Healing proceeds through overlapping phases: an inflammatory phase clears debris and pathogens; a proliferative phase forms granulation tissue — new capillaries, fibroblasts, and provisional matrix; and a remodelling phase in which the matrix matures and strength is regained. Whether a tissue regenerates depends on the proliferative capacity of its cells (labile and stable tissues can regenerate; permanent tissues such as cardiac muscle and neurons largely cannot) and on whether the underlying stroma is preserved; when these conditions are not met, repair occurs by scar. Macrophages are pivotal throughout, transitioning from inflammatory to reparative phenotypes and supporting the fibroblasts and myofibroblasts that produce and contract the new matrix (Gurtner, 2008; Wynn, 2016; Shook, 2018).

Clinical relevance

Repair and regeneration determine the functional result of injury across organs, explaining why some tissues recover fully while others heal with scar and lasting deficit; they also set the stage for fibrosis when repair is excessive. This entry describes those mechanisms for reference and does not provide wound-care or treatment recommendations.

Evidence & guidelines

The account draws on experimental wound-healing biology and on standard pathology references such as Robbins & Cotran Pathologic Basis of Disease (Kumar, Abbas, & Aster, 2021). As a basic mechanism it is not itself the subject of clinical guidelines; recommendations belong to specific wound and injury contexts.

History

The classification of tissues by regenerative capacity and the description of healing by first and second intention are long-standing in pathology.

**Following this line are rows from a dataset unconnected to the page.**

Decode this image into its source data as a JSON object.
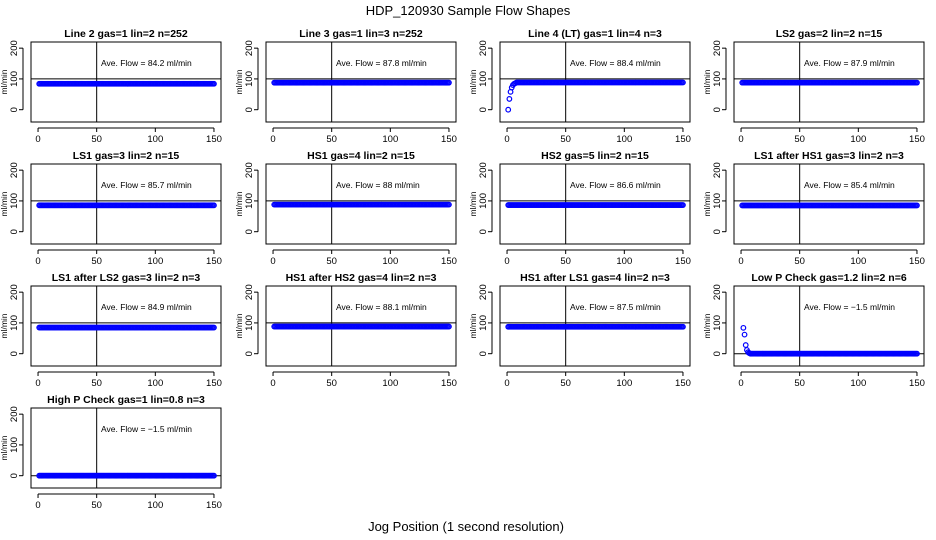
{
  "figure": {
    "title": "HDP_120930  Sample Flow Shapes",
    "xlabel": "Jog Position (1 second resolution)"
  },
  "chart_data": [
    {
      "type": "scatter",
      "title": "Line 2 gas=1 lin=2 n=252",
      "ylabel": "ml/min",
      "annotation": "Ave. Flow =  84.2  ml/min",
      "xlim": [
        0,
        150
      ],
      "ylim": [
        0,
        200
      ],
      "xticks": [
        0,
        50,
        100,
        150
      ],
      "yticks": [
        0,
        100,
        200
      ],
      "vline": 50,
      "hline": 100,
      "series": [
        {
          "shape": "flat",
          "start": 1,
          "end": 150,
          "level": 84.2
        }
      ]
    },
    {
      "type": "scatter",
      "title": "Line 3 gas=1 lin=3 n=252",
      "ylabel": "ml/min",
      "annotation": "Ave. Flow =  87.8  ml/min",
      "xlim": [
        0,
        150
      ],
      "ylim": [
        0,
        200
      ],
      "xticks": [
        0,
        50,
        100,
        150
      ],
      "yticks": [
        0,
        100,
        200
      ],
      "vline": 50,
      "hline": 100,
      "series": [
        {
          "shape": "flat",
          "start": 1,
          "end": 150,
          "level": 87.8
        }
      ]
    },
    {
      "type": "scatter",
      "title": "Line 4 (LT) gas=1 lin=4 n=3",
      "ylabel": "ml/min",
      "annotation": "Ave. Flow =  88.4  ml/min",
      "xlim": [
        0,
        150
      ],
      "ylim": [
        0,
        200
      ],
      "xticks": [
        0,
        50,
        100,
        150
      ],
      "yticks": [
        0,
        100,
        200
      ],
      "vline": 50,
      "hline": 100,
      "series": [
        {
          "shape": "rise",
          "start": 1,
          "end": 150,
          "level": 88.4,
          "initial": [
            [
              1,
              0
            ],
            [
              2,
              35
            ],
            [
              3,
              58
            ],
            [
              4,
              72
            ],
            [
              5,
              80
            ],
            [
              6,
              84
            ],
            [
              7,
              86
            ]
          ]
        }
      ]
    },
    {
      "type": "scatter",
      "title": "LS2 gas=2 lin=2 n=15",
      "ylabel": "ml/min",
      "annotation": "Ave. Flow =  87.9  ml/min",
      "xlim": [
        0,
        150
      ],
      "ylim": [
        0,
        200
      ],
      "xticks": [
        0,
        50,
        100,
        150
      ],
      "yticks": [
        0,
        100,
        200
      ],
      "vline": 50,
      "hline": 100,
      "series": [
        {
          "shape": "flat",
          "start": 1,
          "end": 150,
          "level": 87.9
        }
      ]
    },
    {
      "type": "scatter",
      "title": "LS1 gas=3 lin=2 n=15",
      "ylabel": "ml/min",
      "annotation": "Ave. Flow =  85.7  ml/min",
      "xlim": [
        0,
        150
      ],
      "ylim": [
        0,
        200
      ],
      "xticks": [
        0,
        50,
        100,
        150
      ],
      "yticks": [
        0,
        100,
        200
      ],
      "vline": 50,
      "hline": 100,
      "series": [
        {
          "shape": "flat",
          "start": 1,
          "end": 150,
          "level": 85.7
        }
      ]
    },
    {
      "type": "scatter",
      "title": "HS1 gas=4 lin=2 n=15",
      "ylabel": "ml/min",
      "annotation": "Ave. Flow =  88  ml/min",
      "xlim": [
        0,
        150
      ],
      "ylim": [
        0,
        200
      ],
      "xticks": [
        0,
        50,
        100,
        150
      ],
      "yticks": [
        0,
        100,
        200
      ],
      "vline": 50,
      "hline": 100,
      "series": [
        {
          "shape": "flat",
          "start": 1,
          "end": 150,
          "level": 88
        }
      ]
    },
    {
      "type": "scatter",
      "title": "HS2 gas=5 lin=2 n=15",
      "ylabel": "ml/min",
      "annotation": "Ave. Flow =  86.6  ml/min",
      "xlim": [
        0,
        150
      ],
      "ylim": [
        0,
        200
      ],
      "xticks": [
        0,
        50,
        100,
        150
      ],
      "yticks": [
        0,
        100,
        200
      ],
      "vline": 50,
      "hline": 100,
      "series": [
        {
          "shape": "flat",
          "start": 1,
          "end": 150,
          "level": 86.6
        }
      ]
    },
    {
      "type": "scatter",
      "title": "LS1 after HS1 gas=3 lin=2 n=3",
      "ylabel": "ml/min",
      "annotation": "Ave. Flow =  85.4  ml/min",
      "xlim": [
        0,
        150
      ],
      "ylim": [
        0,
        200
      ],
      "xticks": [
        0,
        50,
        100,
        150
      ],
      "yticks": [
        0,
        100,
        200
      ],
      "vline": 50,
      "hline": 100,
      "series": [
        {
          "shape": "flat",
          "start": 1,
          "end": 150,
          "level": 85.4
        }
      ]
    },
    {
      "type": "scatter",
      "title": "LS1 after LS2 gas=3 lin=2 n=3",
      "ylabel": "ml/min",
      "annotation": "Ave. Flow =  84.9  ml/min",
      "xlim": [
        0,
        150
      ],
      "ylim": [
        0,
        200
      ],
      "xticks": [
        0,
        50,
        100,
        150
      ],
      "yticks": [
        0,
        100,
        200
      ],
      "vline": 50,
      "hline": 100,
      "series": [
        {
          "shape": "flat",
          "start": 1,
          "end": 150,
          "level": 84.9
        }
      ]
    },
    {
      "type": "scatter",
      "title": "HS1 after HS2 gas=4 lin=2 n=3",
      "ylabel": "ml/min",
      "annotation": "Ave. Flow =  88.1  ml/min",
      "xlim": [
        0,
        150
      ],
      "ylim": [
        0,
        200
      ],
      "xticks": [
        0,
        50,
        100,
        150
      ],
      "yticks": [
        0,
        100,
        200
      ],
      "vline": 50,
      "hline": 100,
      "series": [
        {
          "shape": "flat",
          "start": 1,
          "end": 150,
          "level": 88.1
        }
      ]
    },
    {
      "type": "scatter",
      "title": "HS1 after LS1 gas=4 lin=2 n=3",
      "ylabel": "ml/min",
      "annotation": "Ave. Flow =  87.5  ml/min",
      "xlim": [
        0,
        150
      ],
      "ylim": [
        0,
        200
      ],
      "xticks": [
        0,
        50,
        100,
        150
      ],
      "yticks": [
        0,
        100,
        200
      ],
      "vline": 50,
      "hline": 100,
      "series": [
        {
          "shape": "flat",
          "start": 1,
          "end": 150,
          "level": 87.5
        }
      ]
    },
    {
      "type": "scatter",
      "title": "Low P Check gas=1.2 lin=2 n=6",
      "ylabel": "ml/min",
      "annotation": "Ave. Flow =  −1.5  ml/min",
      "xlim": [
        0,
        150
      ],
      "ylim": [
        0,
        200
      ],
      "xticks": [
        0,
        50,
        100,
        150
      ],
      "yticks": [
        0,
        100,
        200
      ],
      "vline": 50,
      "hline": 0,
      "series": [
        {
          "shape": "decay",
          "start": 1,
          "end": 150,
          "level": 0,
          "initial": [
            [
              2,
              84
            ],
            [
              3,
              62
            ],
            [
              4,
              28
            ],
            [
              5,
              12
            ],
            [
              6,
              5
            ],
            [
              7,
              2
            ]
          ]
        }
      ]
    },
    {
      "type": "scatter",
      "title": "High P Check gas=1 lin=0.8 n=3",
      "ylabel": "ml/min",
      "annotation": "Ave. Flow =  −1.5  ml/min",
      "xlim": [
        0,
        150
      ],
      "ylim": [
        0,
        200
      ],
      "xticks": [
        0,
        50,
        100,
        150
      ],
      "yticks": [
        0,
        100,
        200
      ],
      "vline": 50,
      "hline": 0,
      "series": [
        {
          "shape": "flat",
          "start": 1,
          "end": 150,
          "level": 0
        }
      ]
    }
  ]
}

Modern cell and molecular biology has detailed the growth factors, matrix dynamics, and progenitor cells that govern repair, and has highlighted the macrophage as a central coordinator that links the inflammatory and reparative phases of healing (Gurtner, 2008; Shook, 2018).

Key figures

  • Geoffrey C. Gurtner
  • Thomas A. Wynn
  • Sabine Werner
  • Valerie Horsley

Related topics

Seminal works

  • gurtner-2008
  • wynn-2016

Frequently asked questions

What is the difference between regeneration and repair?
Regeneration restores tissue by proliferation of surviving native cells, returning near-normal structure, whereas repair (in the narrow sense) replaces lost tissue with connective-tissue scar when regeneration is not possible.
Why do some tissues heal without scarring while others scar?
Tissues made of labile or stable cells with an intact supporting framework can regenerate, but permanent tissues such as heart muscle and neurons have little proliferative capacity, so their injuries heal mainly by scar.